I work in data forensics. We often need to download months of UAL data from customers' Office 365 environment to analyze incidents. For example, I recently had to download 3 months of data, which summed up to 30 GB of data (CSV w/ embedded JSON). We do not want to filter on RecordType, UserIds, Operations, Workload, etc. We need everything.

We are currently downloading data, by slices of 15 minutes, using the Search-UnifiedAuditLog PowerShell command. If we use bigger intervals, we experience errors (e. g., missing/empty data, timeouts, crashes, etc). Even then, we still experience errors every now and then. Also, we can never be sure that our data is 100% complete.

All in all, it can take us up to 4 work days to be able to download a full set of 3 months / 30 GB of UAL data. That is the first step before we can start analyzing the data (e. g., importing the data to a database, adding indexes, augmenting the data with other sources of information, running queries, building new queries based on the specific incident, etc). The process is slow and painful. I have even started catching exceptions and sending them by SMS to my personal cell phone.

Would any of you know of a more suitable way of gathering heaps of UAL data? Note: not downloading a copy of the whole data (e. g., running queries manually through the Security & Compliance Center) is out of the question, partly for preservation / legal reasons.

Thanks! :)

Regards,

Simon

5 Replies

Exchange Remote PowerShell is definitely not the best tool to work with such amounts of data. 

Take a look at the Management activity APIs instead: https://docs.microsoft.com/en-us/office/office-365-management-api/office-365-management-activity-api...

 

@Vasil MichevThis will not work for us as it would require too much setup plus we cannot predict which of our customers have Active Directory LDAP, Azure Active Directory (AAD) or neither.

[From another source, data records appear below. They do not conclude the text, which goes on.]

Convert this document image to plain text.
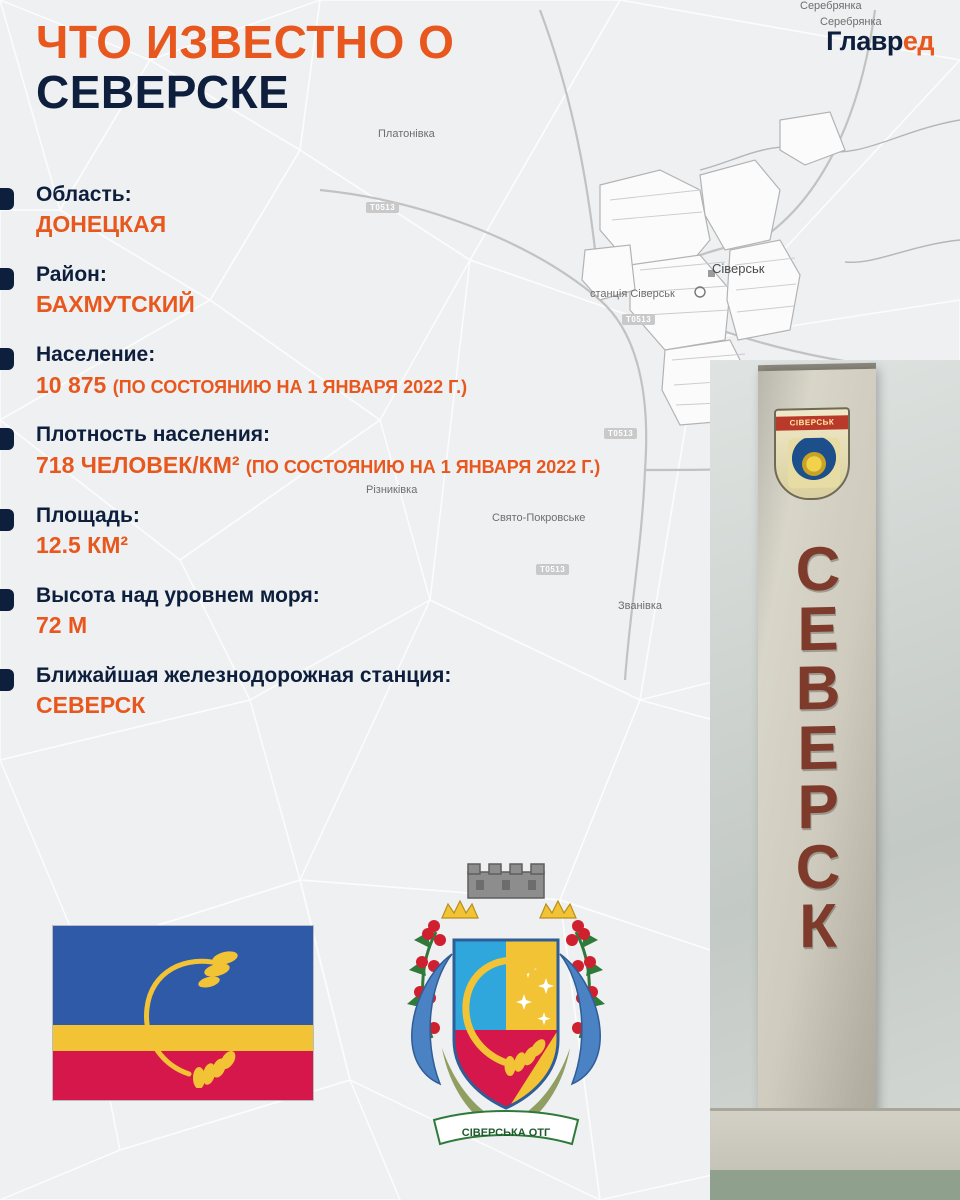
Серебрянка
Серебрянка
Платонівка
Сіверськ
станція Сіверськ
Різниківка
Свято-Покровське
Званівка
T0513
T0513
T0513
T0513
СІВЕРСЬК
С
Е
В
Е
Р
С
К
Главред
ЧТО ИЗВЕСТНО О
СЕВЕРСКЕ
Область:
ДОНЕЦКАЯ
Район:
БАХМУТСКИЙ
Население:
10 875 (ПО СОСТОЯНИЮ НА 1 ЯНВАРЯ 2022 Г.)
Плотность населения:
718 ЧЕЛОВЕК/КМ² (ПО СОСТОЯНИЮ НА 1 ЯНВАРЯ 2022 Г.)
Площадь:
12.5 КМ²
Высота над уровнем моря:
72 М
Ближайшая железнодорожная станция:
СЕВЕРСК
СІВЕРСЬКА ОТГ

Vasil, the management activity API's are generally not suited to forensics because they are limited to retrieving data that's no more than 7 days old. Per the documentation linked above, the start time and end date query parameters must conform to the following:

"Both must be specified (or both omitted) and they must be no more than 24 hours apart, with the start time no more than 7 days in the past."
@scharest interested to know if you've made any progress or found any solutions to this issue. This is a constant thorn in the side of forensic investigators at my company as well.
We developed our own fetching script in PowerShell. We also compared it to different tools by comparing data and using statistics. So far, the best tool out there seems to be the Office 365 Extractor by PwC (https://github.com/PwC-IR/Office-365-Extractor) as it manages errors/timeouts/retries to some extent. So we mostly use that one, for UAL, and then we use our own tools for data processing and analysis. To fetch other types of data, we use our own PS scripts. Only UAL is a big problem: there is way too much throttling, random errors and/or unexplainable empty recordsets.